Senhor Jin, sua esposa fugiu novamente com a filha! Meio quilo 2648 palavras 2026-01-17 04:50:11

Ontem, ao sair do Pavilhão de Palha, Jin Beizhou recebeu um telefonema.

Era de uma pessoa que ele enviara para Vigiz. Disseram-lhe que haviam encontrado duas crianças.

Em seguida, Jin Beizhou recebeu algumas fotos e um vídeo.

Ele fixou o olhar no vídeo, reparando no casaco acolchoado, grande demais para a menina. Era de Lu Ying; Jin Beizhou tinha um igual.

O rapaz parecia ter cerca de quinze anos, a menina uns dez; ambos tinham um ar honesto, respondiam a tudo que lhes perguntavam.

— Só estávamos com muita fome, sabíamos que havia um porão por aqui.

— Quando vimos a moça lá dentro, tomamos um susto danado.

— Ela é uma boa pessoa, não só me deu roupas como também os brincos e um pingente de jade.

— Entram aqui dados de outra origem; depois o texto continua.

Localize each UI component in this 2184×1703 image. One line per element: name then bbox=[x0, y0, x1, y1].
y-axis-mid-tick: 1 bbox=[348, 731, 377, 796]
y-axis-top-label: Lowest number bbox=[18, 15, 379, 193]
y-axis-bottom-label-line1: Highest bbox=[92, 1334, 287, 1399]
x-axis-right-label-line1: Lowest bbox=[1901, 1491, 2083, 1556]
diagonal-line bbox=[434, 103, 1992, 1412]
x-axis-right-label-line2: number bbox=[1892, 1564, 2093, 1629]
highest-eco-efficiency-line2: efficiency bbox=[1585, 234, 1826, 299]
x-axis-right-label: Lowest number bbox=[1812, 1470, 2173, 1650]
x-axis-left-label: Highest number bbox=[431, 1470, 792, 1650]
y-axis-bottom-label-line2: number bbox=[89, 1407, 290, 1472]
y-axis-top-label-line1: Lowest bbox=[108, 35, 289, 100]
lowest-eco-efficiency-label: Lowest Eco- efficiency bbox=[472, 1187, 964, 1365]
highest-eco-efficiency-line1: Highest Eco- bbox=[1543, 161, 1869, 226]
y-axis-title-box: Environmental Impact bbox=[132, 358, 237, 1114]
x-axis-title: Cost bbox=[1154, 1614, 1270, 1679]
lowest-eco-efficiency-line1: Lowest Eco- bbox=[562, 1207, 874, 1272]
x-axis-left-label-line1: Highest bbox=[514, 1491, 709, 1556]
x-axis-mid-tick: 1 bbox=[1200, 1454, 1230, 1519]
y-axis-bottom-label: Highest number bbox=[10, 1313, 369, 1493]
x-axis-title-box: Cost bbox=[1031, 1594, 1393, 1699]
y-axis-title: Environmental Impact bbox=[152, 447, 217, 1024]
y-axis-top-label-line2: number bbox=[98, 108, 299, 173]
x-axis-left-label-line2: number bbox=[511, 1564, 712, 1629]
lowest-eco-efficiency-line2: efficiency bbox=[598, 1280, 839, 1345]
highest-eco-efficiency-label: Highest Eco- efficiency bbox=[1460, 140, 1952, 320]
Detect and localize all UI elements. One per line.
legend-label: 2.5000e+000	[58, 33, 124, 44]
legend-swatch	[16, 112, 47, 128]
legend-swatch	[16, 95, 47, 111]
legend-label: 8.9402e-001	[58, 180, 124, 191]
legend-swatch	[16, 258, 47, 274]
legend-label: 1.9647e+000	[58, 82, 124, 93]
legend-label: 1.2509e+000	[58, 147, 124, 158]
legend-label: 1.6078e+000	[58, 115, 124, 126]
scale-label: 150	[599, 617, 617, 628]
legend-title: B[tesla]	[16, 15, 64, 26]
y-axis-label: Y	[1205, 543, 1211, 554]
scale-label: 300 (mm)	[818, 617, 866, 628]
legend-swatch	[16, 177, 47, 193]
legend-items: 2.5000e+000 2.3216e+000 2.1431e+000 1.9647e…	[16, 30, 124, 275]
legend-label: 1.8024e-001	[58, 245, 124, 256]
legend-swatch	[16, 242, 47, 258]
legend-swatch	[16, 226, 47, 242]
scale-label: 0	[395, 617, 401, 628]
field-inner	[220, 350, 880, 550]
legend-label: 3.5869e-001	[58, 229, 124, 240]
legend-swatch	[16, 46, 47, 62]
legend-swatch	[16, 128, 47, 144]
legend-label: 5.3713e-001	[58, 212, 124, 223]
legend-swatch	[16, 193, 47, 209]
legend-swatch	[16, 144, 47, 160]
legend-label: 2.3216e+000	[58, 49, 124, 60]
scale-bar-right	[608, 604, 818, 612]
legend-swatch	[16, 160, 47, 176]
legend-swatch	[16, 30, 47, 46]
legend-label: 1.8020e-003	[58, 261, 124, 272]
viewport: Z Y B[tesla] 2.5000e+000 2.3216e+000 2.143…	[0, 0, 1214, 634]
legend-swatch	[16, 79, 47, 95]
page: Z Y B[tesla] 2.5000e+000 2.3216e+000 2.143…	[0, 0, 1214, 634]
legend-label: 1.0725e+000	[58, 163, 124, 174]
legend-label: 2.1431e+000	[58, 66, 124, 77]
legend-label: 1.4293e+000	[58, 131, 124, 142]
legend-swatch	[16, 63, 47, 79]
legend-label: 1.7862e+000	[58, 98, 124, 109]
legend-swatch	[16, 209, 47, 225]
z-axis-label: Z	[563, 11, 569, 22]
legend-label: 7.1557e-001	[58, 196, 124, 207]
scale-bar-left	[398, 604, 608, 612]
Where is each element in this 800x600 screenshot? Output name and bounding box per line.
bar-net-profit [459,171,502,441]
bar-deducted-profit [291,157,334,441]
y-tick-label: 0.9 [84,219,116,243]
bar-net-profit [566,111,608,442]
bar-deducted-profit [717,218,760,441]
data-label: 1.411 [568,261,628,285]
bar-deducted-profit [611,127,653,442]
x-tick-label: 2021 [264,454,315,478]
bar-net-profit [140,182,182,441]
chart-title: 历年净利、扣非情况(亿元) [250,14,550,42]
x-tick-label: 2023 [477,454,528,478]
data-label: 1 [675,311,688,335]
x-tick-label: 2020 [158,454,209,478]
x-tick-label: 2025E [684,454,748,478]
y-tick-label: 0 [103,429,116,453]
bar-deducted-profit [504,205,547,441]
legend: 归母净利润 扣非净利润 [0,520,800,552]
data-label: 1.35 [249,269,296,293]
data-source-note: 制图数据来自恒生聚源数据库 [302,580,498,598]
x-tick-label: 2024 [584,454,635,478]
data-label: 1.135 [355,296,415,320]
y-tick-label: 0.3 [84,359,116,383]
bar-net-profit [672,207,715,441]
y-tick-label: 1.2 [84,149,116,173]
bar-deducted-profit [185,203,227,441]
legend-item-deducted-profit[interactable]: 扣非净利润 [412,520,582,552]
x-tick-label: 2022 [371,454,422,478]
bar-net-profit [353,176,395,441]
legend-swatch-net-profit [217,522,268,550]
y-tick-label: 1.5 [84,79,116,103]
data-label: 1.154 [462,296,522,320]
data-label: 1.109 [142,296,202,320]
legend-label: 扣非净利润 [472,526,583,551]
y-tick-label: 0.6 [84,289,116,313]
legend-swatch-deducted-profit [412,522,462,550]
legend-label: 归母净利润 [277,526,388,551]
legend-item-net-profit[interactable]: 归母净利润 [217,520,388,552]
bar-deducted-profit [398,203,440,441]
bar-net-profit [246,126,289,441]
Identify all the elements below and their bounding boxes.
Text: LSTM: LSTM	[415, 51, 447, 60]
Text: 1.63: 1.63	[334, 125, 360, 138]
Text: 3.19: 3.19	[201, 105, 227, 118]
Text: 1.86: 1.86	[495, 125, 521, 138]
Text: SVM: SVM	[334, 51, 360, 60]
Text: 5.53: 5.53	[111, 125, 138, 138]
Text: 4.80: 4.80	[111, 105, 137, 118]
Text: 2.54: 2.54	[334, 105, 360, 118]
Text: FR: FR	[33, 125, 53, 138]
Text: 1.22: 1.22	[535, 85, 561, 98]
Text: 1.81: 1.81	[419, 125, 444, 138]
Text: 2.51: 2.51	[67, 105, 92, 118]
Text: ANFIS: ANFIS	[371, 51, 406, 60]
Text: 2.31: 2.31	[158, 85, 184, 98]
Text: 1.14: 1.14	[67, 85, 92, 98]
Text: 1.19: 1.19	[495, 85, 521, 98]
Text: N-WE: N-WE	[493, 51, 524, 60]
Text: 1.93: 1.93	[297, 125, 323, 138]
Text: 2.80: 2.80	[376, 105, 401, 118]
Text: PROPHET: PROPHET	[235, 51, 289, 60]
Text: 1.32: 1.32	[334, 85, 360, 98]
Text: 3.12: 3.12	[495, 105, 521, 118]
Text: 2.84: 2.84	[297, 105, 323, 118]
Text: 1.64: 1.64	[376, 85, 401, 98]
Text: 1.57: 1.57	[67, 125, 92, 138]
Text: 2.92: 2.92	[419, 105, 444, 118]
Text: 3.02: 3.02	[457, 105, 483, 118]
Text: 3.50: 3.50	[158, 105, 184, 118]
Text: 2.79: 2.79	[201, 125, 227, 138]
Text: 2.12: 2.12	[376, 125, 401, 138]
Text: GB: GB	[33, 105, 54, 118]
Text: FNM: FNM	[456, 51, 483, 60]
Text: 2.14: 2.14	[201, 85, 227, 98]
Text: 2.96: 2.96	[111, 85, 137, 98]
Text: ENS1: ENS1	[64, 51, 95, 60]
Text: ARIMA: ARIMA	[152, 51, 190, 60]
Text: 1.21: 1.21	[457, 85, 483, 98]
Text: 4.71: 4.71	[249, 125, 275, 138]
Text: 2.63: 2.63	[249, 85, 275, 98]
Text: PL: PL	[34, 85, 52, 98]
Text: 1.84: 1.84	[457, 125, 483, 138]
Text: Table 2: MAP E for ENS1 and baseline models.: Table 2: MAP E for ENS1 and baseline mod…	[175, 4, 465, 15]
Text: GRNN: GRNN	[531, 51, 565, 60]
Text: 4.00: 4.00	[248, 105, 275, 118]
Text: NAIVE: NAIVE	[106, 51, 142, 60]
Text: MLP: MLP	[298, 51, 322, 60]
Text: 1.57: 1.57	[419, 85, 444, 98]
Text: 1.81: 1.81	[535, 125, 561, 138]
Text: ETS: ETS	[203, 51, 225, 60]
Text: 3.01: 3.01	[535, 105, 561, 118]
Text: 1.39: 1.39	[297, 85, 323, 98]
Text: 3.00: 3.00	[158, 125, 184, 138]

— Não sabemos, quando chegamos ela já estava lá.

— Vendemos os brincos e o pingente.

O vídeo terminava aí.

Jin Beizhou ficou paralisado.

O que ele afinal tinha feito?

Aquela era a menina que ele viu crescer.

Tão mimada, que chorava para ele até por causa de uma espinha na testa.

Ele notara as mudanças de humor dela, mas achara apenas que fosse birra.

Lu Ying sempre tão alegre, tão viva; quando o avô a confiou a ele, os olhos brilhavam de felicidade.

Em apenas três anos, o que Jin Beizhou a tornara?

Ela já não sabia ser feliz.

Tornou-se fechada.

Quando foi que Lu Ying parou de lhe contar suas angústias e pequenas preocupações?

E qual foi a última vez?

O coração de Jin Beizhou parou subitamente, os lábios perderam toda cor de tanta dor.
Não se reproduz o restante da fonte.